Vijay Nambiar, Under Secretary-General of the United Nations and former Ambassador of India to China said after the performance, “In my view, whether in the past or in the future, the ideological quintessence of ren, yi, li, zhi and xin — humanity, righteousness, ritual, knowledge and integrity — are eternal values. We would like to extend our heartfelt thanks to the city of Shenzhen and to the Philadelphia Orchestra.”
Nicholas Platt, senior consultant to the Philadelphia Orchestra, official witness to the establishment of diplomatic relations between the United States and the People’s Republic of China and former senior U.S. diplomat said, “Ode to Humanity embodies the increasing strength of China’s cultural soft power.

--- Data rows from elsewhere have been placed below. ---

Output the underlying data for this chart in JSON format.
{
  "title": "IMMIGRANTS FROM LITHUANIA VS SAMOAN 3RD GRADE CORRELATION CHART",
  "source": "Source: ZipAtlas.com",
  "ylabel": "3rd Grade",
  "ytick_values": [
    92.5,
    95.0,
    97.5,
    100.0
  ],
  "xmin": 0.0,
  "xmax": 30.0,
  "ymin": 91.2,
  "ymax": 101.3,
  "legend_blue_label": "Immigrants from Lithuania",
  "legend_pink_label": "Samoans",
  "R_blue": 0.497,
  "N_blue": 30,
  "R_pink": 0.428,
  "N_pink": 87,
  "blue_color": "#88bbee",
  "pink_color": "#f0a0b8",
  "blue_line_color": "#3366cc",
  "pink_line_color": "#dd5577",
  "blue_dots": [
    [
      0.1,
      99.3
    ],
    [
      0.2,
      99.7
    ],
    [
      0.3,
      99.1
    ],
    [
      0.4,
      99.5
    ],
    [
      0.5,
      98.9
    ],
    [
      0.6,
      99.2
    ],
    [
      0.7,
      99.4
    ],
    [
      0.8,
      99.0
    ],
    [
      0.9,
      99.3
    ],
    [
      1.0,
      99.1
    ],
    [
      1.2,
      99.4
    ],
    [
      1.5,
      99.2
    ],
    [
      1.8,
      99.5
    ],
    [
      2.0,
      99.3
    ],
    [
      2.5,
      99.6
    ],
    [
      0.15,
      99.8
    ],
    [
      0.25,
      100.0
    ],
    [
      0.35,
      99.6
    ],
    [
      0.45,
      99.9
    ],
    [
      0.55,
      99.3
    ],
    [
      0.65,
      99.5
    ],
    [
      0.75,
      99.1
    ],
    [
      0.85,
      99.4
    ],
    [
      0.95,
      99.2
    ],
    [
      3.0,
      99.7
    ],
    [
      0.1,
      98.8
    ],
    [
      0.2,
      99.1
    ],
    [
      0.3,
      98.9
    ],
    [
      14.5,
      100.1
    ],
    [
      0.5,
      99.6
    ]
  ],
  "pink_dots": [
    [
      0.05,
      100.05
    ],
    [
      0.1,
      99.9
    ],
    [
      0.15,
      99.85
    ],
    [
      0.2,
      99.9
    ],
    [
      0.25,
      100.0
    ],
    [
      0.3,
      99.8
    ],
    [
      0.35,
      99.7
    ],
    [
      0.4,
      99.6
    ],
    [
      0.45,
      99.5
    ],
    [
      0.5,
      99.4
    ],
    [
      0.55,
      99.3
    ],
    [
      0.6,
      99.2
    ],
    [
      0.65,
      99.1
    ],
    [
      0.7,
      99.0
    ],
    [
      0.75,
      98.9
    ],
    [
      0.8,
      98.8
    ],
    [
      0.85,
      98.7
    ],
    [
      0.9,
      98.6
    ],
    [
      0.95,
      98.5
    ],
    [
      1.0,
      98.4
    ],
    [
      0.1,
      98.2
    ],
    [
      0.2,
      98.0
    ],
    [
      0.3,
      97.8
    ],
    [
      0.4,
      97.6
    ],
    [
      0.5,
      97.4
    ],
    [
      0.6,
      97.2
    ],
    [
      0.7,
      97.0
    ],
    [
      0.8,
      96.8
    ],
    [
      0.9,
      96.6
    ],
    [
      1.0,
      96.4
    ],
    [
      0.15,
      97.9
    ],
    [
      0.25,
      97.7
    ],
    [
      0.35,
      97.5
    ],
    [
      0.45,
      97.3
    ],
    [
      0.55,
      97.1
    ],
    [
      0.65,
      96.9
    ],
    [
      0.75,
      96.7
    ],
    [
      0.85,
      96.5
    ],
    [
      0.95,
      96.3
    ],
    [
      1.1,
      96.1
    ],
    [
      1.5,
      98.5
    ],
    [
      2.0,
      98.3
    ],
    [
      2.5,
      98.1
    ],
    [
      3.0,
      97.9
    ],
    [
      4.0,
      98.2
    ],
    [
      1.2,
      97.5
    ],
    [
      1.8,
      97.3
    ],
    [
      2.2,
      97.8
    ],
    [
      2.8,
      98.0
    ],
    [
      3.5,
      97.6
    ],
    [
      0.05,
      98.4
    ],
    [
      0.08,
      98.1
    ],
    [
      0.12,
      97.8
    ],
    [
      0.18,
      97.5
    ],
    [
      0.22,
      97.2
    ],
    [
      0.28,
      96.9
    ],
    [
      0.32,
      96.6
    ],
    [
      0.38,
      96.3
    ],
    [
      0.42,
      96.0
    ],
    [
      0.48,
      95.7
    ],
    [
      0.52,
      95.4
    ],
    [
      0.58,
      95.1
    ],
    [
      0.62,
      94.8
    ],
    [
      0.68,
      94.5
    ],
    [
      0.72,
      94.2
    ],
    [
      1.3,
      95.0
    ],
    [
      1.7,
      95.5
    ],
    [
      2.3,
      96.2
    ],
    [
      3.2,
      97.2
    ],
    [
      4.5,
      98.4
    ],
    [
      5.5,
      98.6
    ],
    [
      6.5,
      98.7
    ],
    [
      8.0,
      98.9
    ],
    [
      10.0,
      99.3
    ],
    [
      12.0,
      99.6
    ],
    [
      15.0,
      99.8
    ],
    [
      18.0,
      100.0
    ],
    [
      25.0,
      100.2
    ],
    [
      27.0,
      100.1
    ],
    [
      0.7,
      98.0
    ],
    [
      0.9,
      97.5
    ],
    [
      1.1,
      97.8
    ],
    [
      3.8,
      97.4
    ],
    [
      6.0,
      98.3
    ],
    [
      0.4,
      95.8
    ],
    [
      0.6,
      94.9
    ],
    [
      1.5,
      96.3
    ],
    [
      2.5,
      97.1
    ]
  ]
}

At the United Nations, the Philadelphia Orchestra’s performance of a large-scale symphony conceived and composed in the Chinese city of Shenzhen is a milestone in the history of cultural exchange between the two countries. This time, we made history together.”
According to Stephen Orlins, president of the National Committee on United States-China Relations, cultural exchange refers to the expression of one’s thought in a way that is familiar to and easily understood by the other side. Ode to Humanity is a work representing the cultural integration between western and eastern countries, providing the rest of the world a forum for better accepting and understanding of China.
Dr. Ashe noted: “We’re living on the same planet. Despite the different ideals and expectations, all people, no matter their age or sex, share a higher-level goal via mutual respect and communication. The Philadelphia Orchestra’s performance of the symphony interpreting China’s traditional culture and thought represents an excellent model for integration and communication between different civilizations.”
At the concert dinner, GSDF presented two awards in recognition of those who have made contributions to global sustainable development. Wang Jingsheng, president of the Shenzhen Association for International Culture Exchanges, received the “Human Culture Sustainable Development Achievement Award” for his cultural achievements, in particular the creation and promotion of masterpieces such as Ode to Humanity and the advancing and practicing of the cultural mobility theory, as well as for his contributions to sustainable human development. Hamadoun Toure, who has just stepped down as ITU Secretary-General, received the “Sustainable Development Lifetime Achievement Award”.